Reputation: 11
I am practicing neural networks by building my own in notebooks. I am trying to check my model against an equivalent model in Keras. My model seems to work the same as other simple coded neural network frameworks, such as this one: https://towardsdatascience.com/coding-neural-network-forward-propagation-and-backpropagtion-ccf8cf369f76
However, as I increase the number of epochs the weights of the Keras model slowly diverge from my own. I am attempting to train the network using simple gradient descent, with the batch size equalling the whole training set, setting the initialised weights to the same as the initialised weights in my model. (I have been doing this on the Iris data set for now, hence the batch size = 150.)

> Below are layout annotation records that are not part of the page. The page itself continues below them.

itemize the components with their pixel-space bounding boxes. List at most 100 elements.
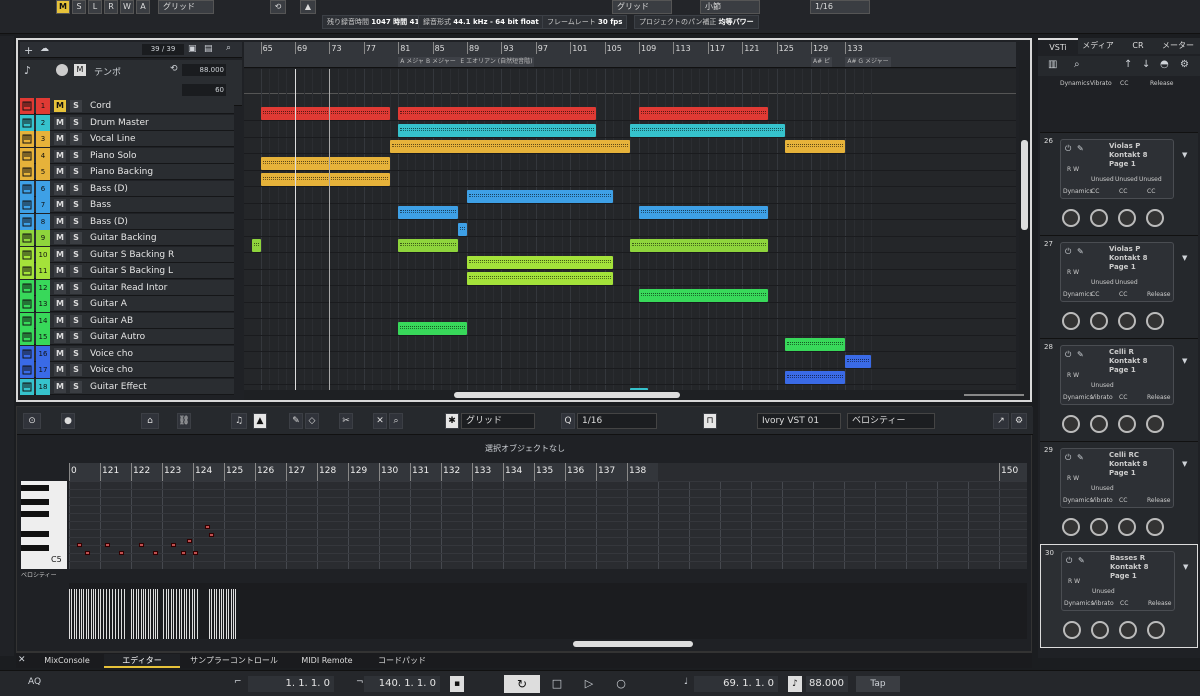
velocity-bar[interactable] — [90, 589, 92, 639]
link-icon[interactable]: ⛓ — [177, 413, 191, 429]
velocity-bar[interactable] — [230, 589, 232, 639]
solo-button[interactable]: S — [70, 166, 82, 178]
midi-part[interactable] — [845, 354, 872, 368]
velocity-bar[interactable] — [109, 589, 110, 639]
lower-zone-tab[interactable]: MIDI Remote — [288, 654, 366, 668]
midi-part[interactable] — [458, 222, 467, 236]
rack-tab[interactable]: メーター — [1158, 38, 1198, 54]
mode-button-r[interactable]: R — [104, 0, 118, 14]
track-row[interactable]: 18 M S Guitar Effect — [20, 378, 234, 395]
velocity-bar[interactable] — [112, 589, 113, 639]
quantize-value-select[interactable]: 1/16 — [810, 0, 870, 14]
velocity-bar[interactable] — [100, 589, 102, 639]
power-icon[interactable]: ⏻ — [1065, 453, 1071, 463]
midi-part[interactable] — [398, 239, 459, 252]
velocity-bar[interactable] — [228, 589, 230, 639]
black-key[interactable] — [21, 531, 49, 537]
tempo-icon[interactable]: ♪ — [788, 676, 802, 692]
left-locator-field[interactable]: 1. 1. 1. 0 — [248, 676, 334, 692]
rack-tab[interactable]: メディア — [1078, 38, 1118, 54]
midi-part[interactable] — [398, 107, 596, 120]
eraser-tool-icon[interactable]: ◇ — [305, 413, 319, 429]
playhead[interactable] — [295, 69, 296, 390]
track-name[interactable]: Vocal Line — [90, 131, 136, 147]
position-field[interactable]: 69. 1. 1. 0 — [694, 676, 778, 692]
track-name[interactable]: Guitar Effect — [90, 379, 147, 395]
zoom-tool-icon[interactable]: ⌕ — [389, 413, 403, 429]
black-key[interactable] — [21, 511, 49, 517]
rack-tab[interactable]: CR — [1118, 38, 1158, 54]
track-name[interactable]: Guitar S Backing L — [90, 263, 173, 279]
velocity-bar[interactable] — [131, 589, 132, 639]
quick-controls-panel[interactable]: ⏻ ✎ Celli R Kontakt 8 Page 1 R W Unused Dynamic… — [1060, 345, 1174, 405]
velocity-bar[interactable] — [140, 589, 142, 639]
arrow-down-icon[interactable]: ↓ — [1142, 59, 1150, 70]
velocity-bar[interactable] — [93, 589, 94, 639]
instrument-slot[interactable]: 26 ⏻ ✎ Violas P Kontakt 8 Page 1R W Unused Unus… — [1040, 132, 1198, 236]
mute-button[interactable]: M — [54, 232, 66, 244]
project-ruler[interactable]: 65 69 73 77 81 85 89 93 97 101 105 109 113 117 121 125 1… — [244, 42, 1016, 68]
editor-ruler[interactable]: 0 121 122 123 124 125 126 127 128 129 130 131 132 133… — [69, 463, 1027, 481]
mute-button[interactable]: M — [54, 100, 66, 112]
velocity-bar[interactable] — [178, 589, 180, 639]
velocity-bar[interactable] — [88, 589, 90, 639]
track-row[interactable]: 14 M S Guitar AB — [20, 312, 234, 329]
record-button[interactable]: ○ — [608, 675, 634, 693]
read-icon[interactable]: R W — [1067, 475, 1079, 482]
mute-button[interactable]: M — [54, 199, 66, 211]
zoom-slider[interactable] — [964, 394, 1024, 396]
track-row[interactable]: 8 M S Bass (D) — [20, 213, 234, 230]
scissors-tool-icon[interactable]: ✂ — [339, 413, 353, 429]
horizontal-scrollbar[interactable] — [244, 390, 1030, 400]
read-icon[interactable]: R W — [1067, 372, 1079, 379]
velocity-bar[interactable] — [115, 589, 116, 639]
solo-editor-icon[interactable]: ⌂ — [141, 413, 159, 429]
velocity-bar[interactable] — [106, 589, 107, 639]
track-row[interactable]: 5 M S Piano Backing — [20, 164, 234, 180]
velocity-bar[interactable] — [196, 589, 198, 639]
track-row[interactable]: 12 M S Guitar Read Intor — [20, 279, 234, 296]
midi-part[interactable] — [630, 123, 786, 137]
track-row[interactable]: 2 M S Drum Master — [20, 114, 234, 131]
controller-select[interactable]: ベロシティー — [847, 413, 935, 429]
solo-button[interactable]: S — [70, 347, 82, 360]
velocity-bar[interactable] — [133, 589, 135, 639]
velocity-bar[interactable] — [157, 589, 159, 639]
midi-part[interactable] — [467, 189, 614, 203]
velocity-bar[interactable] — [118, 589, 119, 639]
midi-note[interactable] — [153, 551, 158, 555]
track-name[interactable]: Guitar Backing — [90, 230, 157, 246]
read-icon[interactable]: R W — [1067, 269, 1079, 276]
quick-control-knob[interactable] — [1146, 312, 1164, 330]
mute-button[interactable]: M — [54, 331, 66, 343]
track-row[interactable]: 10 M S Guitar S Backing R — [20, 246, 234, 263]
solo-button[interactable]: S — [70, 199, 82, 211]
vertical-scrollbar[interactable] — [1019, 60, 1030, 390]
solo-button[interactable]: S — [70, 182, 82, 195]
track-row[interactable]: 15 M S Guitar Autro — [20, 329, 234, 345]
mute-button[interactable]: M — [54, 380, 66, 393]
solo-button[interactable]: S — [70, 314, 82, 327]
velocity-bar[interactable] — [138, 589, 140, 639]
velocity-bar[interactable] — [191, 589, 193, 639]
close-icon[interactable]: ✕ — [18, 655, 26, 665]
mute-button[interactable]: M — [54, 364, 66, 376]
midi-part[interactable] — [630, 239, 768, 252]
velocity-bar[interactable] — [176, 589, 177, 639]
track-name[interactable]: Piano Backing — [90, 164, 153, 180]
tempo-sync-icon[interactable]: ⟲ — [170, 64, 178, 74]
search-icon[interactable]: ⌕ — [226, 43, 231, 53]
quick-control-knob[interactable] — [1118, 312, 1136, 330]
edit-icon[interactable]: ✎ — [1077, 144, 1084, 153]
controller-lane-label[interactable]: ベロシティー — [21, 569, 67, 583]
solo-button[interactable]: S — [70, 215, 82, 228]
velocity-bar[interactable] — [211, 589, 213, 639]
track-row[interactable]: 9 M S Guitar Backing — [20, 230, 234, 246]
velocity-lane[interactable] — [69, 583, 1027, 639]
track-name[interactable]: Guitar Read Intor — [90, 280, 167, 296]
solo-button[interactable]: S — [70, 298, 82, 310]
midi-note[interactable] — [187, 539, 192, 543]
solo-button[interactable]: S — [70, 149, 82, 162]
midi-part[interactable] — [252, 239, 261, 252]
quick-control-knob[interactable] — [1119, 621, 1137, 639]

Is there something default happening in Keras here that means the model I'm describing below is functioning slightly differently to my model (or the one described in the article)? Like batch normalisation or something?

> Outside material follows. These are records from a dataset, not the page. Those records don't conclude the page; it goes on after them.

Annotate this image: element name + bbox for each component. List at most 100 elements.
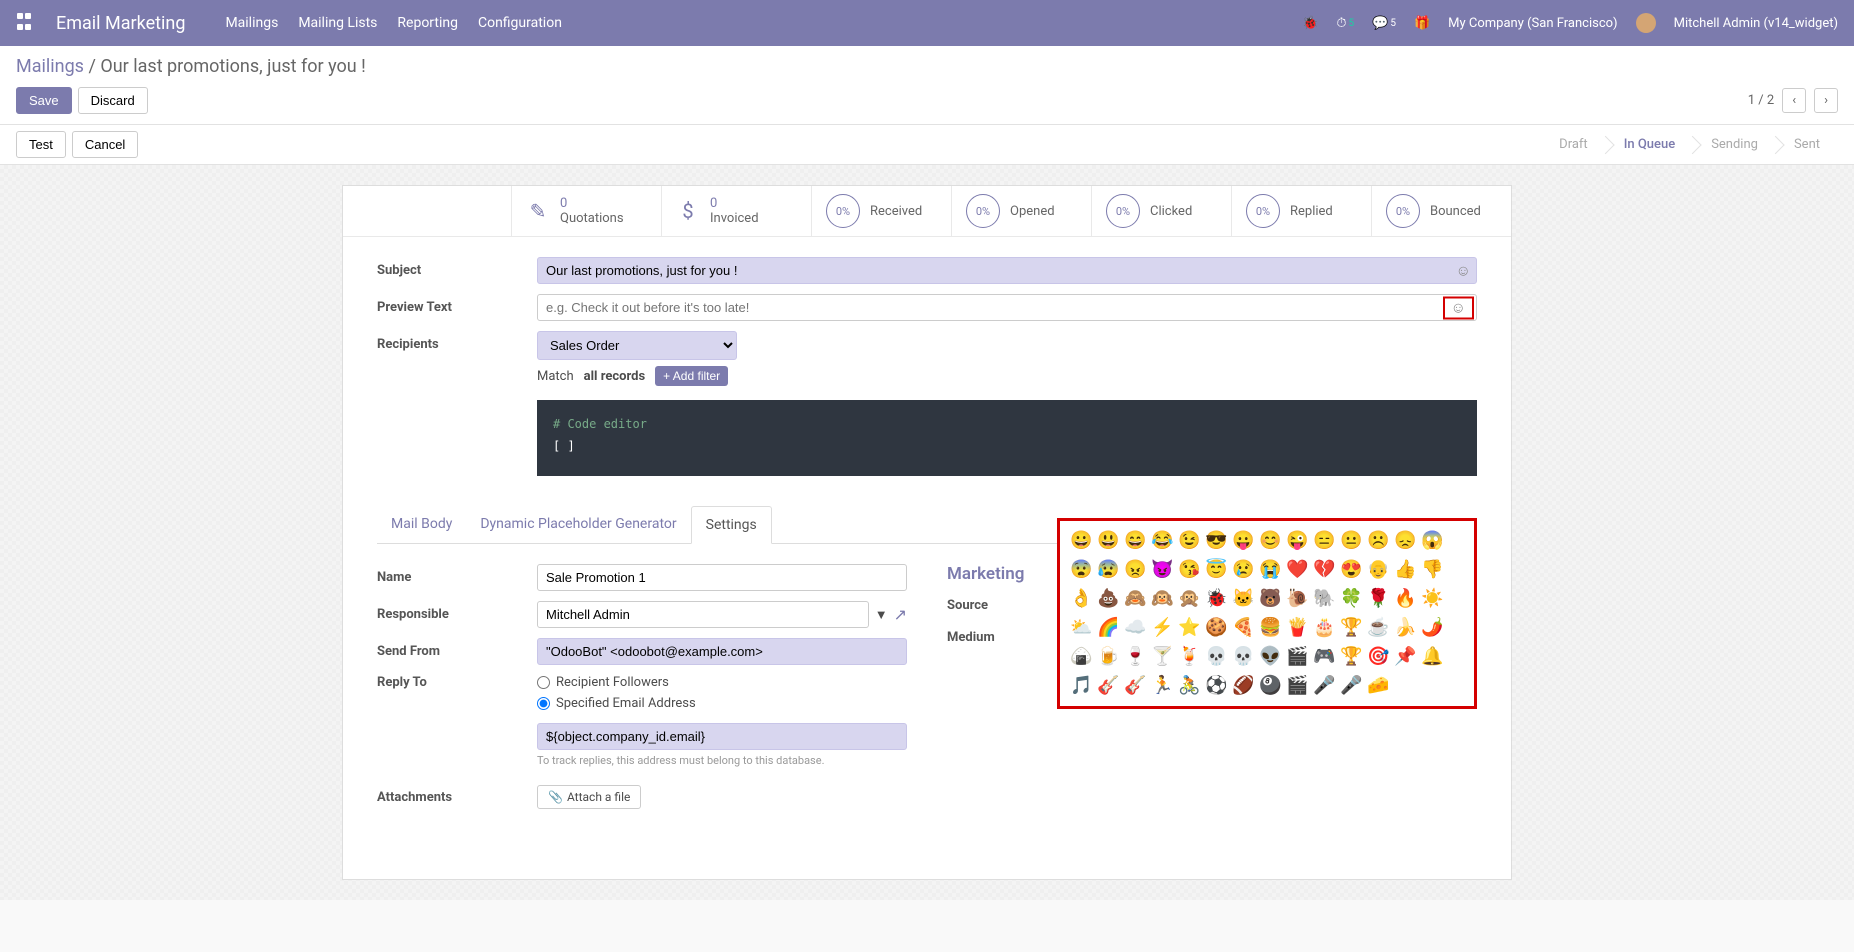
emoji-option[interactable]: 👍 xyxy=(1394,558,1416,582)
code-editor[interactable]: # Code editor [ ] xyxy=(537,400,1477,476)
emoji-option[interactable]: 😰 xyxy=(1097,558,1119,582)
chat-icon[interactable]: 💬5 xyxy=(1372,16,1396,31)
emoji-option[interactable]: 🎸 xyxy=(1124,674,1146,698)
emoji-option[interactable]: ☁️ xyxy=(1124,616,1146,640)
emoji-option[interactable]: 💀 xyxy=(1205,645,1227,669)
emoji-option[interactable]: 🎂 xyxy=(1313,616,1335,640)
tab-mail-body[interactable]: Mail Body xyxy=(377,506,466,543)
emoji-option[interactable]: 🐞 xyxy=(1205,587,1227,611)
emoji-option[interactable]: 🍷 xyxy=(1124,645,1146,669)
stat-invoiced[interactable]: $ 0 Invoiced xyxy=(661,186,811,236)
emoji-option[interactable]: 😭 xyxy=(1259,558,1281,582)
nav-mailing-lists[interactable]: Mailing Lists xyxy=(298,15,377,31)
emoji-option[interactable]: 🍺 xyxy=(1097,645,1119,669)
apps-icon[interactable] xyxy=(16,12,38,34)
emoji-option[interactable]: 🌹 xyxy=(1367,587,1389,611)
replyto-followers-radio[interactable] xyxy=(537,676,550,689)
emoji-option[interactable]: 😍 xyxy=(1340,558,1362,582)
emoji-option[interactable]: 🎬 xyxy=(1286,645,1308,669)
chevron-down-icon[interactable]: ▼ xyxy=(875,607,888,623)
emoji-option[interactable]: 🍙 xyxy=(1070,645,1092,669)
emoji-option[interactable]: 🍀 xyxy=(1340,587,1362,611)
preview-input[interactable] xyxy=(537,294,1477,321)
breadcrumb-root[interactable]: Mailings xyxy=(16,56,84,77)
name-input[interactable] xyxy=(537,564,907,591)
emoji-option[interactable]: 🍪 xyxy=(1205,616,1227,640)
subject-input[interactable] xyxy=(537,257,1477,284)
emoji-option[interactable]: 🎸 xyxy=(1097,674,1119,698)
tab-settings[interactable]: Settings xyxy=(691,506,772,544)
save-button[interactable]: Save xyxy=(16,87,72,114)
emoji-option[interactable]: 🙊 xyxy=(1178,587,1200,611)
discard-button[interactable]: Discard xyxy=(78,87,148,114)
emoji-option[interactable]: 📌 xyxy=(1394,645,1416,669)
sendfrom-input[interactable] xyxy=(537,638,907,665)
status-sent[interactable]: Sent xyxy=(1776,131,1838,158)
status-draft[interactable]: Draft xyxy=(1541,131,1606,158)
recipients-select[interactable]: Sales Order xyxy=(537,331,737,360)
emoji-option[interactable]: ⚽ xyxy=(1205,674,1227,698)
emoji-option[interactable]: ❤️ xyxy=(1286,558,1308,582)
nav-configuration[interactable]: Configuration xyxy=(478,15,562,31)
emoji-option[interactable]: 🌶️ xyxy=(1421,616,1443,640)
emoji-option[interactable]: 🎤 xyxy=(1313,674,1335,698)
emoji-option[interactable]: 🙉 xyxy=(1151,587,1173,611)
emoji-option[interactable]: 😂 xyxy=(1151,529,1173,553)
test-button[interactable]: Test xyxy=(16,131,66,158)
emoji-option[interactable]: 👴 xyxy=(1367,558,1389,582)
emoji-option[interactable]: ☀️ xyxy=(1421,587,1443,611)
emoji-option[interactable]: 🎮 xyxy=(1313,645,1335,669)
company-switcher[interactable]: My Company (San Francisco) xyxy=(1448,16,1617,31)
emoji-option[interactable]: 🌈 xyxy=(1097,616,1119,640)
emoji-option[interactable]: 🐻 xyxy=(1259,587,1281,611)
emoji-option[interactable]: ⚡ xyxy=(1151,616,1173,640)
emoji-option[interactable]: 🏆 xyxy=(1340,645,1362,669)
emoji-option[interactable]: 🍹 xyxy=(1178,645,1200,669)
emoji-option[interactable]: 😐 xyxy=(1340,529,1362,553)
user-menu[interactable]: Mitchell Admin (v14_widget) xyxy=(1674,16,1838,31)
pager-prev[interactable]: ‹ xyxy=(1782,88,1806,113)
nav-mailings[interactable]: Mailings xyxy=(225,15,278,31)
nav-reporting[interactable]: Reporting xyxy=(397,15,458,31)
emoji-option[interactable]: 🎯 xyxy=(1367,645,1389,669)
emoji-option[interactable]: 😠 xyxy=(1124,558,1146,582)
replyto-input[interactable] xyxy=(537,723,907,750)
stat-opened[interactable]: 0% Opened xyxy=(951,186,1091,236)
emoji-option[interactable]: 🏃 xyxy=(1151,674,1173,698)
emoji-option[interactable]: 🍸 xyxy=(1151,645,1173,669)
emoji-icon[interactable]: ☺ xyxy=(1443,296,1474,319)
emoji-option[interactable]: 😈 xyxy=(1151,558,1173,582)
tab-dynamic-placeholder[interactable]: Dynamic Placeholder Generator xyxy=(466,506,690,543)
emoji-option[interactable]: 😛 xyxy=(1232,529,1254,553)
emoji-option[interactable]: 😊 xyxy=(1259,529,1281,553)
stat-bounced[interactable]: 0% Bounced xyxy=(1371,186,1511,236)
emoji-option[interactable]: ⭐ xyxy=(1178,616,1200,640)
emoji-option[interactable]: 🎬 xyxy=(1286,674,1308,698)
emoji-option[interactable]: 🎵 xyxy=(1070,674,1092,698)
emoji-option[interactable]: 🍟 xyxy=(1286,616,1308,640)
attach-file-button[interactable]: 📎 Attach a file xyxy=(537,785,641,809)
emoji-option[interactable]: 🔔 xyxy=(1421,645,1443,669)
emoji-option[interactable]: 🎤 xyxy=(1340,674,1362,698)
add-filter-button[interactable]: + Add filter xyxy=(655,366,728,386)
emoji-option[interactable]: 😉 xyxy=(1178,529,1200,553)
avatar[interactable] xyxy=(1636,13,1656,33)
emoji-option[interactable]: 👎 xyxy=(1421,558,1443,582)
emoji-option[interactable]: 🎱 xyxy=(1259,674,1281,698)
emoji-option[interactable]: 💩 xyxy=(1097,587,1119,611)
emoji-option[interactable]: 😨 xyxy=(1070,558,1092,582)
emoji-option[interactable]: 🏈 xyxy=(1232,674,1254,698)
external-link-icon[interactable]: ↗ xyxy=(894,605,907,624)
emoji-option[interactable]: 💀 xyxy=(1232,645,1254,669)
gift-icon[interactable]: 🎁 xyxy=(1414,16,1430,31)
emoji-icon[interactable]: ☺ xyxy=(1456,262,1471,279)
emoji-option[interactable]: 😱 xyxy=(1421,529,1443,553)
emoji-option[interactable]: 🍕 xyxy=(1232,616,1254,640)
emoji-option[interactable]: 🍔 xyxy=(1259,616,1281,640)
emoji-option[interactable]: 🐱 xyxy=(1232,587,1254,611)
emoji-option[interactable]: ☹️ xyxy=(1367,529,1389,553)
emoji-option[interactable]: 😘 xyxy=(1178,558,1200,582)
emoji-option[interactable]: 🔥 xyxy=(1394,587,1416,611)
emoji-option[interactable]: 😑 xyxy=(1313,529,1335,553)
status-inqueue[interactable]: In Queue xyxy=(1606,131,1694,158)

from tensorflow import keras
from tensorflow.keras.models import Sequential
from tensorflow.keras.layers import Dense, Activation, Input
network_shape = np.array([4, 20, 10, 1])
activations = ["relu", "relu", "sigmoid"]
model = Sequential()
model.add(Input(shape=(network_shape[0],)))
for i in range(len(activations)):
model.add(Dense(units=network_shape[i + 1], activation=activations[i]))
model.set_weights(set_weights)
sgd = keras.optimizers.SGD(learning_rate=alpha, momentum=0.0)
model.compile(loss='binary_crossentropy', optimizer=sgd)
model.fit(X.T, y.T, batch_size=150, epochs=n_iter, verbose=0, shuffle=False)
Upvotes: 0
Views: 71
Reputation: 131
If you want to train an identical model to the one from the article, you'll need identical initial weights and hyperparameters. Unless you're learning a very simple model, like y= mx + b
, once your number of epochs exceeds the example model, the weights won't be identical.
Upvotes: 0